Working with the pre-trained MobileNet V2 model demonstrated several key concepts:
- Model Architecture Understanding: We explored how pre-trained models like MobileNet V2 are optimized for mobile and embedded applications, achieving an excellent balance between accuracy and computational efficiency.
- Quantization Benefits: The 3.5MB quantized model showed how compression techniques make sophisticated neural networks feasible on resource-constrained devices without significant accuracy loss.
- Inference Pipeline: We implemented the complete inference workflow, from image preprocessing (resizing to 224×224, handling data types) to post-processing (dequantization, softmax application, and top-k prediction extraction).
- Performance Considerations: The chapter highlighted the importance of understanding model input/output specifications, memory management, and the trade-offs between accuracy and speed on edge devices.

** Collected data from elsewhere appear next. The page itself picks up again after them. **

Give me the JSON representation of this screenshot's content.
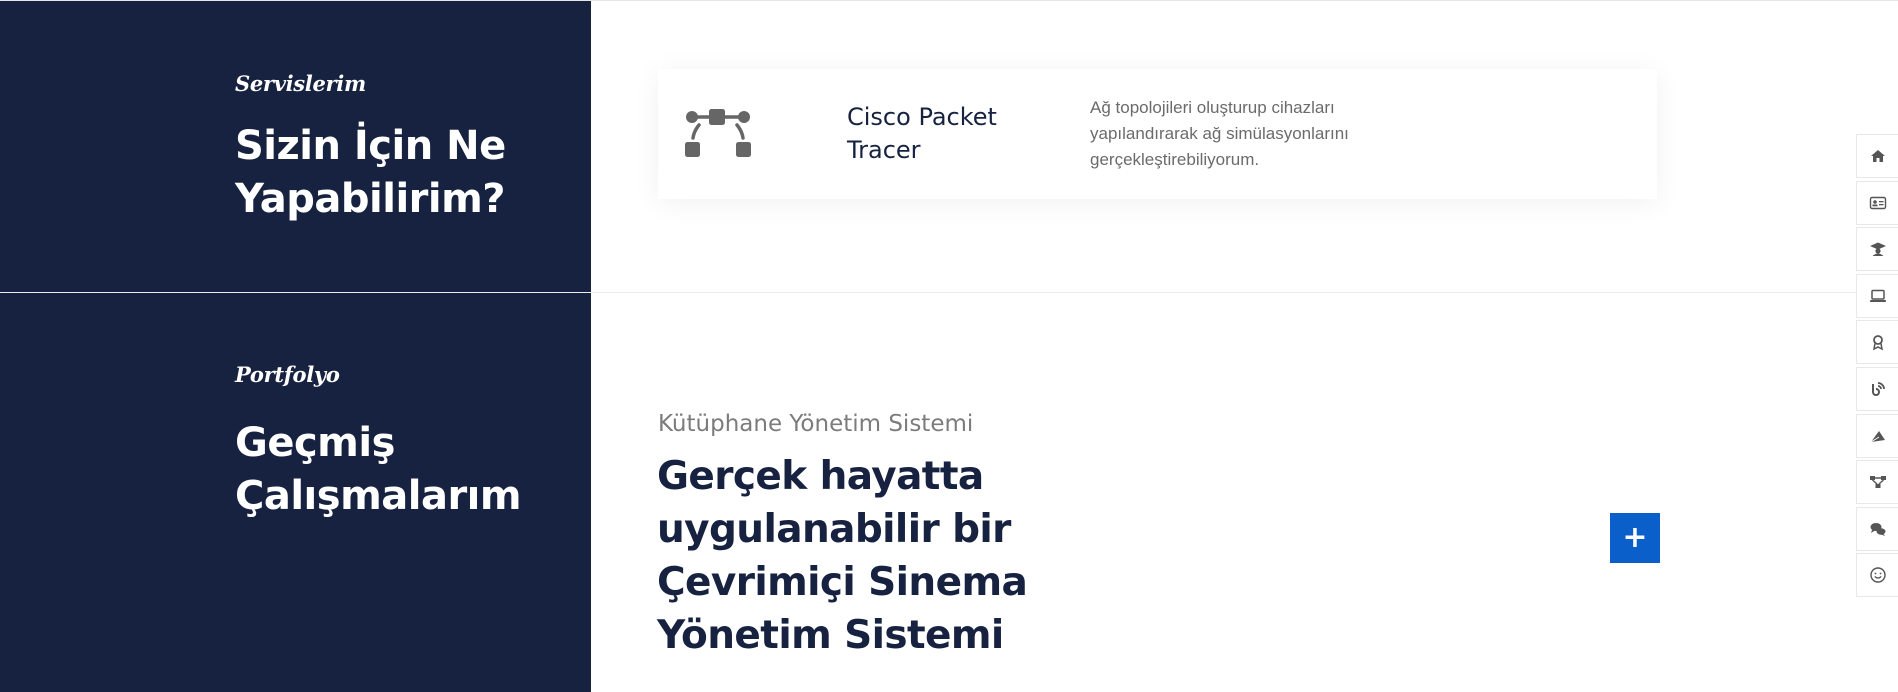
{
  "services": {
    "eyebrow": "Servislerim",
    "title_line1": "Sizin İçin Ne",
    "title_line2": "Yapabilirim?",
    "card": {
      "icon": "network-topology-icon",
      "title": "Cisco Packet Tracer",
      "description": "Ağ topolojileri oluşturup cihazları yapılandırarak ağ simülasyonlarını gerçekleştirebiliyorum."
    }
  },
  "portfolio": {
    "eyebrow": "Portfolyo",
    "title_line1": "Geçmiş",
    "title_line2": "Çalışmalarım",
    "item": {
      "subtitle": "Kütüphane Yönetim Sistemi",
      "heading": "Gerçek hayatta uygulanabilir bir Çevrimiçi Sinema Yönetim Sistemi",
      "action_label": "+"
    }
  },
  "side_nav": {
    "items": [
      {
        "icon": "home-icon"
      },
      {
        "icon": "id-card-icon"
      },
      {
        "icon": "graduation-cap-icon"
      },
      {
        "icon": "laptop-icon"
      },
      {
        "icon": "award-icon"
      },
      {
        "icon": "blog-icon"
      },
      {
        "icon": "paper-plane-icon"
      },
      {
        "icon": "network-icon"
      },
      {
        "icon": "comments-icon"
      },
      {
        "icon": "smile-icon"
      }
    ]
  },
  "colors": {
    "navy": "#16223f",
    "accent_blue": "#0b5fcb",
    "muted_text": "#6b6b6b",
    "icon_gray": "#666666"
  }
}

The practical implementation using cameras connected to a Raspberry Pi demonstrated the seamless integration between hardware and software components. The ability to capture images directly from the device and perform real-time classification showcases the potential for autonomous and IoT applications.
Key technical achievements include:
- Successfully setting up TensorFlow Lite runtime and dependencies
- Implementing proper image preprocessing pipelines
- Understanding quantized model operations and dequantization processes
- Creating reusable functions for image classification tasks
- Integrating camera capture with inference workflows
This foundational knowledge prepares us for more advanced topics, including custom model training and deployment. The skills developed here—understanding model architectures, implementing inference pipelines, and working with embedded Python environments—are transferable to a wide range of computer vision applications.
The chapter serves as a stepping stone toward building more sophisticated AI systems on edge devices, demonstrating that powerful computer vision capabilities are accessible even on modest hardware platforms when properly optimized and implemented.